Research provided by WMF indicates they are making a difference in the mental health of the people they serve. They report that 67 percent of their participants say their coping skills have improved. Over 80 percent say their social interactions are better and 64 percent report better sleep. Almost half say they are less socially isolated. All of these factors are signs of improved mental health.
WMF is not doing all this alone. Earlier this year, they joined forces with Annapolis-based Maryland Cultural & Conference Center (MC3). The two organizations collaborated to create A Veteran’s Narrative: Healing through Music & Art.
Together they paired six artists with six veterans. Each team worked together to interpret the veteran’s personal story and transform two guitars into artwork. Various artistic media—acrylics, pen and ink, photography—were used.
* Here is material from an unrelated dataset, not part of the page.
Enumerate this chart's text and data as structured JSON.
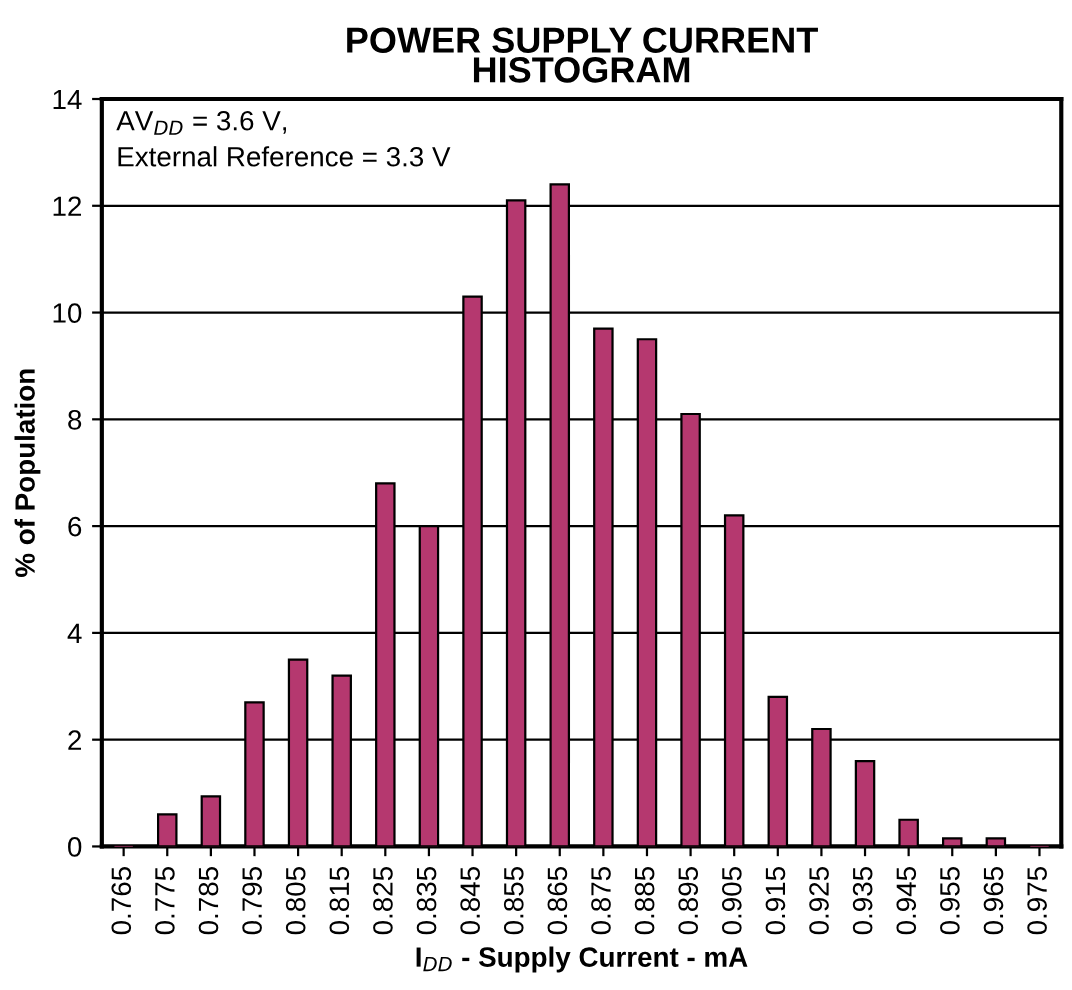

Artist David Brault works in pen and ink. He was paired with Michael Caimona, the founder of WMF who served as an Enlisted Intelligence Specialist and Intelligence Officer in the Navy. Brault, an Edgewater resident and a Navy veteran, knew exactly what Caimona had in mind when he described the design he wanted. “When you retire, they give you a shadow box containing a flag and a list of your duty stations, significant career mementos,” says Brault. “The shadow box was the inspiration for our guitars.”
The program launched in late February, and the artist/veteran teams worked on their projects into September. Now, after being on display at MC3’s gallery for more than a month, six of the guitars are ready to be auctioned in an event to raise money and awareness—for both the arts and for veterans. The other six are for the veterans to keep.
“We pride ourselves on the fact that 90 percent of the money Warriors Music Foundation takes in goes directly to serving our clients,” says Anatone. “We never charge our veterans and military families a fee.”
The Veteran’s Narrative reception will be held on Thursday, October 20 at 6 pm at The Gallery at MC3 in Annapolis. In addition to the silent auction, the public is invited to meet the artists and veterans at this event. Refreshments will be served and live music will be provided by Annapolis-based singer-songwriter Carly Winter.